When Project Tiger was launched in 1973, there were nine tiger reserves occupying around 18,278 sq km which has now grown to 50 tiger reserves occupying around 72,749 sq km, covering 2.2 per cent of India’s geographical area.

A strict wildlife protection law implemented in 1972 made it virtually illegal to kill or capture wild animals even when "problem animals" were involved in severe conflict situations. Under pressure from global conservationists, India also upped investments to hire more forest guards and improve protection of reserves.

The results began to show in 2006, and since then there has been a healthy uptick in tiger numbers.
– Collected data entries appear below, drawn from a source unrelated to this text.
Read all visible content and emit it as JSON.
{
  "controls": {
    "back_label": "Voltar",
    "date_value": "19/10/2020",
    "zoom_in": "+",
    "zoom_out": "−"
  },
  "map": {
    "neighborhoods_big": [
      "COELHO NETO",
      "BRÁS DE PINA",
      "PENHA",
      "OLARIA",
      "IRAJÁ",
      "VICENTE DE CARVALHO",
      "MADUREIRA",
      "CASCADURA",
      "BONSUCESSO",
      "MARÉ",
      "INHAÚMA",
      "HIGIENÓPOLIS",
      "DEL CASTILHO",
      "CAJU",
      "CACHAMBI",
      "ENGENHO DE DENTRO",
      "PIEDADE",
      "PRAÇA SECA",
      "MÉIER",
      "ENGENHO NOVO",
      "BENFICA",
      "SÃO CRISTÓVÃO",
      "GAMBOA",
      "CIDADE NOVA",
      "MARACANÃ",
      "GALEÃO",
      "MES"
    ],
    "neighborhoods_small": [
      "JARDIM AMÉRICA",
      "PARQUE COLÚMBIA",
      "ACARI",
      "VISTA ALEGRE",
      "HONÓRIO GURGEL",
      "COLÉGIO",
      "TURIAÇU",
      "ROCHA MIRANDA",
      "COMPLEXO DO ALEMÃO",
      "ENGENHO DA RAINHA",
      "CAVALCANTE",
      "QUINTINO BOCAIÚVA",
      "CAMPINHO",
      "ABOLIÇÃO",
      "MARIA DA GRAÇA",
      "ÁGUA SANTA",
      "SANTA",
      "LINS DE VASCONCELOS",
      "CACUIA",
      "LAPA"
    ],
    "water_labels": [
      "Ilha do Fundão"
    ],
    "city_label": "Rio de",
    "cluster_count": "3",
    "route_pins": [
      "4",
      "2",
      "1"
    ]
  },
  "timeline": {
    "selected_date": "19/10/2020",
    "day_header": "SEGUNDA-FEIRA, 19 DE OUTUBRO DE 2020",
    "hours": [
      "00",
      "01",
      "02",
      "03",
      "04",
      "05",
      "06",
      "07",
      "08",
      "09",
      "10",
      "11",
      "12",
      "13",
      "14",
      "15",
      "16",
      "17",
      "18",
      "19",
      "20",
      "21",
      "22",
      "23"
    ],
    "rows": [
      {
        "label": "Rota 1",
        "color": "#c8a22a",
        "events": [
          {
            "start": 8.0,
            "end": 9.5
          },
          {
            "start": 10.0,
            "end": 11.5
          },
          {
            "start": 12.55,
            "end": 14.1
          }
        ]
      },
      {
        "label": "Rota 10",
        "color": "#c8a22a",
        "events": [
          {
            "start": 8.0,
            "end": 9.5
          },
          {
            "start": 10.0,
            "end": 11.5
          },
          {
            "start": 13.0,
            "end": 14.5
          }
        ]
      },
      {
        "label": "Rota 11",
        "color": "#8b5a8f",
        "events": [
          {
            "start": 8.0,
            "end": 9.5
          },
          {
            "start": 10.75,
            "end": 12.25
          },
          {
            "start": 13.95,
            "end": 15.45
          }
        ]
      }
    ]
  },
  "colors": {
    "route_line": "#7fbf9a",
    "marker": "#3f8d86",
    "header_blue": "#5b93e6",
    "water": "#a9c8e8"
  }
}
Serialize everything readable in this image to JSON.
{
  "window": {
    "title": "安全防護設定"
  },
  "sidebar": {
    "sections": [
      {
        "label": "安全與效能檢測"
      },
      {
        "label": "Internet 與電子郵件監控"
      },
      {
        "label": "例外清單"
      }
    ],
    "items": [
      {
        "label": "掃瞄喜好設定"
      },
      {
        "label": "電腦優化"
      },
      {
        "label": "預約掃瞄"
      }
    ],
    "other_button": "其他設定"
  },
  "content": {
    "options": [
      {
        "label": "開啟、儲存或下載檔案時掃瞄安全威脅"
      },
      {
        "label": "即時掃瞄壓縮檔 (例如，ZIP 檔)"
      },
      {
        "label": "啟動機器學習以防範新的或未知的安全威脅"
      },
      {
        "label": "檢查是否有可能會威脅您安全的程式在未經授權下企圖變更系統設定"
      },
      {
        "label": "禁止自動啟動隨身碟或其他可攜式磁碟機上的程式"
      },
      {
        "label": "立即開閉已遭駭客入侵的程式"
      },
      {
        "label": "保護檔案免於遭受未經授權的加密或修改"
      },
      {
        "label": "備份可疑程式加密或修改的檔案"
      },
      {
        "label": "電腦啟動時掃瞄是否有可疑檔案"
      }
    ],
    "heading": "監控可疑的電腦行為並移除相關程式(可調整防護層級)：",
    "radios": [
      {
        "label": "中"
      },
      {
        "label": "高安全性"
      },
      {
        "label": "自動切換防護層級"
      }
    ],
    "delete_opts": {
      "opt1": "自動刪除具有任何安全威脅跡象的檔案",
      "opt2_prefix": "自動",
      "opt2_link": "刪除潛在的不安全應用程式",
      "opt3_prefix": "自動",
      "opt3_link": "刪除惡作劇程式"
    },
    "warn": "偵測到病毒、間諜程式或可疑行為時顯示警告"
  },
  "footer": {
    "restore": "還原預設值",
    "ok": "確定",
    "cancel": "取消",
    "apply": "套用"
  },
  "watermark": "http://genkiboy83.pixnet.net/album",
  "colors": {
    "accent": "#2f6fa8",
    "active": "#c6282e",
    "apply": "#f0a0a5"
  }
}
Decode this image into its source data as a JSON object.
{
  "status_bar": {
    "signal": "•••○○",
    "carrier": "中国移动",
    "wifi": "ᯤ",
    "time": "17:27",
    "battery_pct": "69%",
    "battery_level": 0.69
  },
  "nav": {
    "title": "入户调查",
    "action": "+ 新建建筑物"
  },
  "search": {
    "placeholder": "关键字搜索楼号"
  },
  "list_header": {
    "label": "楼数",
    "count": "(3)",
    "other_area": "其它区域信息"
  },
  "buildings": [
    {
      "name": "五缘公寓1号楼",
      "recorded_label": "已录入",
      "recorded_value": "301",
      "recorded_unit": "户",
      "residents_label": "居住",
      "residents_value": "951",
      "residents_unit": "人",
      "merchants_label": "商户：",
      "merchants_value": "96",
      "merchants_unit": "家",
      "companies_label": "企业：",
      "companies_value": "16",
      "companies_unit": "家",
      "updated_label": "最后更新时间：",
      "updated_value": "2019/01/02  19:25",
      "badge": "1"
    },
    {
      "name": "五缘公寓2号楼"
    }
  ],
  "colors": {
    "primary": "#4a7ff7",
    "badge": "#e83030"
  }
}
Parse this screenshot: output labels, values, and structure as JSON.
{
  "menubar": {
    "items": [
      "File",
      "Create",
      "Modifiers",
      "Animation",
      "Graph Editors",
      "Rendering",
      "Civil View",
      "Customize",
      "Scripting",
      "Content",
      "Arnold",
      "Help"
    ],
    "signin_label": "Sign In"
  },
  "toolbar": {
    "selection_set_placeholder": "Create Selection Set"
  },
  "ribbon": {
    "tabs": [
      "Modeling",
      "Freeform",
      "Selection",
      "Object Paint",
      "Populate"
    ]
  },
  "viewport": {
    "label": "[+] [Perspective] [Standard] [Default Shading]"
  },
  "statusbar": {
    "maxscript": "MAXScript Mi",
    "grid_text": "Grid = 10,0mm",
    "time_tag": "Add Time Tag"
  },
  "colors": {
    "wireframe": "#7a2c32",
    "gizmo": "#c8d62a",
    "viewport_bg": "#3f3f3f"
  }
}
But there has also been an increase in human-tiger conflict recently and one reason is that India has too many tigers and too few forests that can sustain them unless more protected reserves are added.

According to one estimate, big cats breed and live in only about 10 per cent of India's total potential tiger habitat of 300,000 sq km. Animal density in many of these forest areas is high, and surplus tigers sometimes venture outside for food, bringing them into conflict with people who live nearby.

Conservationists say conflict with humans is largely restricted to the edges of protected areas, forests and plantations - and that unless India expands tiger reserves, such conflicts will increase.